Keep this recipe in your back pocket for busy nights, casual gatherings, or whenever you want a reliable, homey dinner that practically cooks itself.

Chicken and Rice Casserole - Comforting, Simple, and Satisfying
Ingredients
- 1 cup long-grain white rice (uncooked; not instant)
- 1 1/2 cups low-sodium chicken broth
- 1 cup milk (whole or 2% for creaminess)
- 1 can (10.5 oz) cream of chicken soup (or cream of mushroom)
- 1 1/2 pounds boneless, skinless chicken thighs or breasts
- 1 small onion, finely chopped
- 2 cloves garlic, minced
- 1 cup frozen peas and carrots (no need to thaw)
- 1/2 cup shredded cheddar or Monterey Jack cheese (optional, for topping)
- 2 tablespoons unsalted butter, melted
- 1 tablespoon olive oil
- 1 teaspoon kosher salt, plus more to taste
- 1/2 teaspoon black pepper
- 1 teaspoon paprika (sweet or smoked)
- 1/2 teaspoon dried thyme or Italian seasoning
- Fresh parsley, chopped, for garnish (optional)
Instructions
- Preheat the oven: Set to 375°F (190°C). Lightly grease a 9x13-inch baking dish with olive oil or nonstick spray.
- Season the chicken: Pat the chicken dry. Sprinkle both sides with 1/2 teaspoon salt, 1/4 teaspoon pepper, and 1/2 teaspoon paprika. Set aside.
- Build the base: In the baking dish, whisk together the chicken broth, milk, and cream of chicken soup until smooth.
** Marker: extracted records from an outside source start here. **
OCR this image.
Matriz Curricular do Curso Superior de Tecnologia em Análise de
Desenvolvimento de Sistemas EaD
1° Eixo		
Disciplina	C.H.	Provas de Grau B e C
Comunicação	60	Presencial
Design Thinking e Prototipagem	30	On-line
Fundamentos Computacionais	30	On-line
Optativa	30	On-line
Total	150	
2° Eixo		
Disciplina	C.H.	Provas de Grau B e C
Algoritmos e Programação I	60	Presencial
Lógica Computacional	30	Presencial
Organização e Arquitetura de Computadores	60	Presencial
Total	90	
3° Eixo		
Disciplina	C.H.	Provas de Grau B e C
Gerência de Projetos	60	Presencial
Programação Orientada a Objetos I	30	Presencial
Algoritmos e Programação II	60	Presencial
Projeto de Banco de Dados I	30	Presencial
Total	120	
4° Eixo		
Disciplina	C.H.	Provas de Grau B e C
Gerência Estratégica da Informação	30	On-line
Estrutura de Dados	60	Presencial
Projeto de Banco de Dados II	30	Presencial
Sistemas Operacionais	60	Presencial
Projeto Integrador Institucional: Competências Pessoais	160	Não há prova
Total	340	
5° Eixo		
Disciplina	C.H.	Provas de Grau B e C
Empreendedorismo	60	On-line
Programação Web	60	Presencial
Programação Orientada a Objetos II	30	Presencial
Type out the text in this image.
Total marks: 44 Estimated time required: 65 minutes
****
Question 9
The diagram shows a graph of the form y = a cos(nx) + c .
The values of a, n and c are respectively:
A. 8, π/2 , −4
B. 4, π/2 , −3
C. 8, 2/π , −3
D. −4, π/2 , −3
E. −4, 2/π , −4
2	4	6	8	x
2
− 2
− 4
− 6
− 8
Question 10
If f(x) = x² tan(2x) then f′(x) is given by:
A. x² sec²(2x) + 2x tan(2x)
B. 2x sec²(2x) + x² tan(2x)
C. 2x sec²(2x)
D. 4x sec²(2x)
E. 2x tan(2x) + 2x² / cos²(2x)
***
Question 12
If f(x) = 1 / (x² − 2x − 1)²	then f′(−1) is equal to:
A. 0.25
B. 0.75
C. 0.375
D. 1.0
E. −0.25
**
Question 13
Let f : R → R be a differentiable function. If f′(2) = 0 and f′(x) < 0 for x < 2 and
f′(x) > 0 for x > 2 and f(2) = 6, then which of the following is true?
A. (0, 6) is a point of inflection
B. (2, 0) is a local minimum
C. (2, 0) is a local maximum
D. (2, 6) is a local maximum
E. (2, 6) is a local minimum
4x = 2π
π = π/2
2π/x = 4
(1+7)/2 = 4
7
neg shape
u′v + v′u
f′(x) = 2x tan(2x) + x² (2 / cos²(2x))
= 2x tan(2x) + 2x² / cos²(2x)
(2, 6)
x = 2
Stir in the rice, onion, garlic, thyme, remaining salt and pepper, and remaining paprika. Fold in peas and carrots.
- Nestle the chicken: Place the seasoned chicken pieces on top of the rice mixture, gently pressing them in so they’re partly submerged but still visible.
- Add butter: Drizzle the melted butter over the chicken and rice for richness and color.
- Cover and bake: Cover the dish tightly with foil. Bake for 35 minutes.
- Uncover and finish: Remove the foil, sprinkle cheese on top if using, and bake another 15–20 minutes, until the rice is tender and the chicken reaches an internal temperature of 165°F (74°C).
- Rest and garnish: Let the casserole rest for 10 minutes. This helps the rice finish steaming. Sprinkle with fresh parsley and adjust seasoning to taste.